STEM schools are cropping up across the country, and parents are rushing to get their kids into these schools. We’ll explore the concept behind STEM, some of the schools dedicated to this mode of learning, and public schools that are incorporating STEM studies into their regular curriculum.

Education is an evolving process that consistently introduces new theories and practices in accordance with the most recent research available. One of the latest introductions into the world of education today is STEM education, which focuses on the core subjects of science, technology, engineering and mathematics. Is STEM offering a whole new approach to education that will bring American students into the 21st century, or is it merely another passing ebb and flow in the education tide? While only time will tell with certainty, there are definite reasons to take a closer look at this new approach that is sweeping across many school districts today.

What is STEM Education?

 

The process of STEM education is about much more than simply incorporating these four subjects into a core curriculum.
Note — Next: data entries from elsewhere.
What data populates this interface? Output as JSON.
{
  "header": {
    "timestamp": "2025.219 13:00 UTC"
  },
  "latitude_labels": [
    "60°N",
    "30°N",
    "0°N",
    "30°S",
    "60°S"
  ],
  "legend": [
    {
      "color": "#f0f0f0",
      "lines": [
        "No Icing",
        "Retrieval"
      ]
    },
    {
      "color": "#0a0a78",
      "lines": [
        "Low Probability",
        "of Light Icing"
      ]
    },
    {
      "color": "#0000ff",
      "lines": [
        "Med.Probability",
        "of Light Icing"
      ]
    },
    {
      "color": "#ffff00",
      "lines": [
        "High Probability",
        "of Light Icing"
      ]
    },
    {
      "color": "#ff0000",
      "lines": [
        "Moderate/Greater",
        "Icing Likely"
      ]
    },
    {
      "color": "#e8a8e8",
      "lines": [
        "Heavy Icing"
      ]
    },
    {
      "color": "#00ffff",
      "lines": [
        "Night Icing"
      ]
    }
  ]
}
The key to successful, effective STEM education is the actual integration of these disciplines into a single “meta-discipline.” According to a report at CurrTech Innovations, STEM can be defined as the “creation of a discipline based on the integration of other disciplinary knowledge into a new ‘whole’. This interdisciplinary bridging among discrete disciplines is now treated as an entity, known as ‘STEM’.”

A report at InTech explains that “a successful STEM education provides students with science, math, and engineering/technology in sequences that build upon each other and can be used with real-world applications.” The concept of STEM was first introduced by Judith A. Ramaley, the former director of the National Science Foundation’s education and human resources division. Since 2001, the acronym has been a regular part of the vocabulary used in the world of education.

Why is it Important Today?

 
According to DRPFConsults.com, the National Science Foundation estimates that 80% of the jobs available during the next decade will require math and science skills. InTech reports that according to 10-year predictions by the U.S. Bureau of Labor Statistics, 15 of the 20 fastest growing fields will require significant math and science preparation. The United States must produce workers proficient in these fields to stay at the cutting edge of science and technology throughout the 21st century.

Unfortunately, the country is not currently at the forefront in these areas of study. InTech reports that eighth-graders in the United States are being outperformed by students in Singapore, Chinese Taipei, Republic of Korea, Hong Kong SAR, Estonia, Japan, Hungary and Netherlands. In math, U.S. students are currently outperformed by students in Singapore, Republic of Korea, Hong Kong SAR, Chinese Taipei, Japan, Belgium, Netherlands, Estonia, Hungary, Malaysia, Latvia, Russian Federation, Slavic Republic and Australia.

Recent figures show that only 29 percent of high school graduates tested ready for higher education in science, and just 43 percent are considered prepared for college-level math courses. This has translated into fewer students majoring in fields of study that require a significant amount of math and science, which is slowing evolving into a shortage of skilled workers in these fields. If the trend continues, many predict there will be a significant employment shortage in important industries like science and engineering in the not-so-distant future.

President Obama has addressed this need directly by creating the Educate to Innovate campaign. This bipartisan campaign stresses studies in math and science through partnerships with businesses, universities, non-profit organizations, foundations and government agencies. The goal of the campaign is to raise America back into the forefront in these fields so the country can remain competitive in a global market throughout the next century.